2. The process for the concerted catalytic oxidation of cycloalkanes with metalloporphyrin MOFs PCN-224(Co)/cu (ii) salts according to claim 1 or 2, wherein the catalyst is a binary combination of metalloporphyrin MOFs PCN-224(Co) and cu (ii) salts.
3. The method for the concerted catalytic oxidation of cycloalkanes by a metalloporphyrin MOFs PCN-224(Co)/Cu (II) salt according to claim 1 or 2, wherein the ratio of the mass of the metalloporphyrin MOFs PCN-224(Co) to the amount of cycloalkanes is 1: 100000 to 1: 10.
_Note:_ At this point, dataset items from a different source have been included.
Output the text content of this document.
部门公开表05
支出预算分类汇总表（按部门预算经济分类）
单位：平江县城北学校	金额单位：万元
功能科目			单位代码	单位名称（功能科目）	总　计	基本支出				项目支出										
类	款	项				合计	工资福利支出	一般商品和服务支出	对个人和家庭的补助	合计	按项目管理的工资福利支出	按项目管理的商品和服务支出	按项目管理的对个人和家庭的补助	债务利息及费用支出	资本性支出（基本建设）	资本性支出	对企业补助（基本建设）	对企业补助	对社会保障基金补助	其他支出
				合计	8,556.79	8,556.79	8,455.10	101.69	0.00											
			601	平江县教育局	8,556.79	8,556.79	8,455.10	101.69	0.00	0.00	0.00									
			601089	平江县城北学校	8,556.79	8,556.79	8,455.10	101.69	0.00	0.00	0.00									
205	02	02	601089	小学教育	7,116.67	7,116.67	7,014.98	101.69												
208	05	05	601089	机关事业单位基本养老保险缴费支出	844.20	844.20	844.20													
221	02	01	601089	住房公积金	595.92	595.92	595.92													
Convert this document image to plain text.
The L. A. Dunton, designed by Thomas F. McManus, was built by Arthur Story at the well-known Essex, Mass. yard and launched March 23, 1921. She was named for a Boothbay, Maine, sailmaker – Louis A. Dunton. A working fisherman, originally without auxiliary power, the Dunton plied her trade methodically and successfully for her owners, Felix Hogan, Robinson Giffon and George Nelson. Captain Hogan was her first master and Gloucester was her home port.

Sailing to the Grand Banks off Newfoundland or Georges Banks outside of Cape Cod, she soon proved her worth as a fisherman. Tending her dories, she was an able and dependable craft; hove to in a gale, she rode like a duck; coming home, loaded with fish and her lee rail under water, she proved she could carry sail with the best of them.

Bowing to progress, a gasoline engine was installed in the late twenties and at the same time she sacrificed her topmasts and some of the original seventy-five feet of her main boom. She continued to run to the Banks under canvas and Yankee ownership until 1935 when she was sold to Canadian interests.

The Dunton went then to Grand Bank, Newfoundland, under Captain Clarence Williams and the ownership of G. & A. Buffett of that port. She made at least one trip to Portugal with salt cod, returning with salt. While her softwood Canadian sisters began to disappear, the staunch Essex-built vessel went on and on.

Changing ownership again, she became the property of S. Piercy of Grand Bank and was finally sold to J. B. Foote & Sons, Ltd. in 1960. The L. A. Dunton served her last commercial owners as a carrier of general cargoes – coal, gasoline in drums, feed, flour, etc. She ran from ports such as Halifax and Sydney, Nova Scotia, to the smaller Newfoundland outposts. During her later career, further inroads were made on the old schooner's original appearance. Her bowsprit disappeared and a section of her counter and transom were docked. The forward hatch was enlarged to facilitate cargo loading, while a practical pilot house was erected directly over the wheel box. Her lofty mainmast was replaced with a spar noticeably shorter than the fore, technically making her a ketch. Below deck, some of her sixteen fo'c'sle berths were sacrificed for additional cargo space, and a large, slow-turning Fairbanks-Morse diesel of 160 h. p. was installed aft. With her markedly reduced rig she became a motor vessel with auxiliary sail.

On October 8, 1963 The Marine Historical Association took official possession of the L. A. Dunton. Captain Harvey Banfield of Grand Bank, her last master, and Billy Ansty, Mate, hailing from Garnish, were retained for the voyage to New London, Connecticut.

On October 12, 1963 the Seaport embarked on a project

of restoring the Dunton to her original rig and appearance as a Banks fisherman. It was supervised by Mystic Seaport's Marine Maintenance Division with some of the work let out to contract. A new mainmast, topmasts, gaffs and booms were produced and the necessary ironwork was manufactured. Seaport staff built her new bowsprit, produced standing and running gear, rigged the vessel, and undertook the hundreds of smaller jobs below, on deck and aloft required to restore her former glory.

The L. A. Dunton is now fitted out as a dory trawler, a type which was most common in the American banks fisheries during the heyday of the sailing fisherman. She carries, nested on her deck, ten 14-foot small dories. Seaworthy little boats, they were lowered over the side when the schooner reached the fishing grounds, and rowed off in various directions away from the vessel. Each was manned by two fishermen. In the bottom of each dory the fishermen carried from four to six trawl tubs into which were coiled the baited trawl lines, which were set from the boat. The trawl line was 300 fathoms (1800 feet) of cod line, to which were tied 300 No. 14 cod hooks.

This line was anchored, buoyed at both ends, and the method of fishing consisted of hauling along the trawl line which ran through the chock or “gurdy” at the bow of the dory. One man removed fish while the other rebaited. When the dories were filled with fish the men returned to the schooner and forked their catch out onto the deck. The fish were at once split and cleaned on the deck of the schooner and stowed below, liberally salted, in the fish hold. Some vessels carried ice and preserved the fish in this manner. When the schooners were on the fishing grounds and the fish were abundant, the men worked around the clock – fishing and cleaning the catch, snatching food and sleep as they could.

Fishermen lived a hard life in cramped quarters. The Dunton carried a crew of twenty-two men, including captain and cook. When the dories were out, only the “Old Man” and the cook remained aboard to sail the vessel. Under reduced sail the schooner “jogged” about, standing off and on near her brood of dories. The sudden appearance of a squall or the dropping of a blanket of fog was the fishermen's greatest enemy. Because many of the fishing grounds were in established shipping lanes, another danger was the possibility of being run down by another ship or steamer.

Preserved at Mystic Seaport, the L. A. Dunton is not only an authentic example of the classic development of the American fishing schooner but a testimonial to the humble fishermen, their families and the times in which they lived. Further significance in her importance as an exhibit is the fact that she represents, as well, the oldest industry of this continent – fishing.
4. The method for the concerted catalytic oxidation of cycloalkanes with metalloporphyrin MOFs PCN-224(Co)/Cu (II) salt according to claim 1 or 2, wherein the mass ratio of Cu (II) salt to cycloalkanes is 1: 10000 to 1: 10.
5. The method for the concerted catalytic oxidation of cycloalkanes with metalloporphyrin MOFs PCN-224(Co)/Cu (II) salts according to claim 1 or 2, wherein the reaction temperature is 90-150%○C。
6. The method for the concerted catalytic oxidation of cycloalkanes with metalloporphyrin MOFs PCN-224(Co)/Cu (II) salts according to claim 1 or 2, wherein the stirring speed is 600-1200 rpm.
7. The process for the concerted catalytic oxidation of cycloalkanes with metalloporphyrin salts, MOFs PCN-224(Co)/cu (ii), according to claim 1 or 2, wherein said oxidant is oxygen, air or a mixture thereof in any proportion.
8. A process for the concerted catalytic oxidation of cycloalkanes with metalloporphyrin salts, MOFs PCN-224(Co)/Cu (II) according to claim 1 or 2,the post-processing method is characterized by comprising the following steps: after the reaction is finished, adding triphenylphosphine PPh into the reaction solution3The dosage of the catalyst is 3 percent of the amount of cyclane substances, and the catalyst is used at room temperature (20-30 percent)○C) Stirring for 40min to reduce the generated peroxide, distilling the crude product, vacuum rectifying and recrystallizing to obtain the oxidation product.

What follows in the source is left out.